Substituting 9 for $$q$$ in equation $$\left(1\right)$$, we get
$$\begin{array}{l}x=360\left(9\right)+1\\ \Rightarrow x=3241\end{array}$$
3241 is not divisible by 13.
Substituting 10 for $$q$$ in equation $$\left(1\right)$$, we get
$$\begin{array}{l}x=360\left(10\right)+1\\ \Rightarrow x=3601\end{array}$$
3601 is divisible by 13.
$\therefore$ The least number which is divided by 5, 6, 8, 9, 12 leaves a remainder 1 but when divided by 13 leaves no remainder is 3601.
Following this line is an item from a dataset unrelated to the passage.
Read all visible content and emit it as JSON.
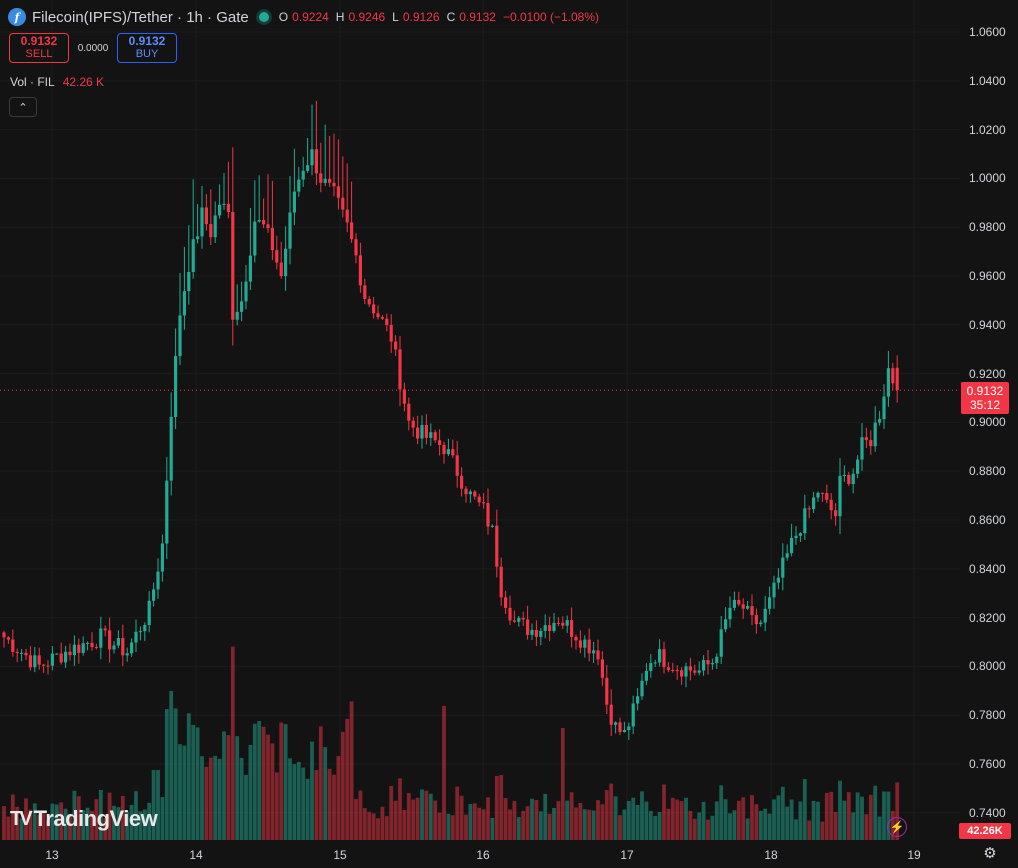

Option A is the correct option.

Note: The above method is a lengthy and tedious method. We can also find the answer by choosing the least number from the options and checking whether it is divisible by 13 and leaves a remainder of 1 on being divided by 360. Option B is divisible by 13 but doesn’t leave a remainder of 1 on being divided by 360. Option C is not divisible by 13. Option fulfils both the criteria, so it’s the correct option.
If a number (say $$a$$) on being divided by another number (say b) leaves a remainder $$r$$ and has a divisor $$q$$, then according to Euclid’s Division lemma: $$a=bq+r$$
where $$0\le r<b$$ and $$a$$ and $$b$$ are integers.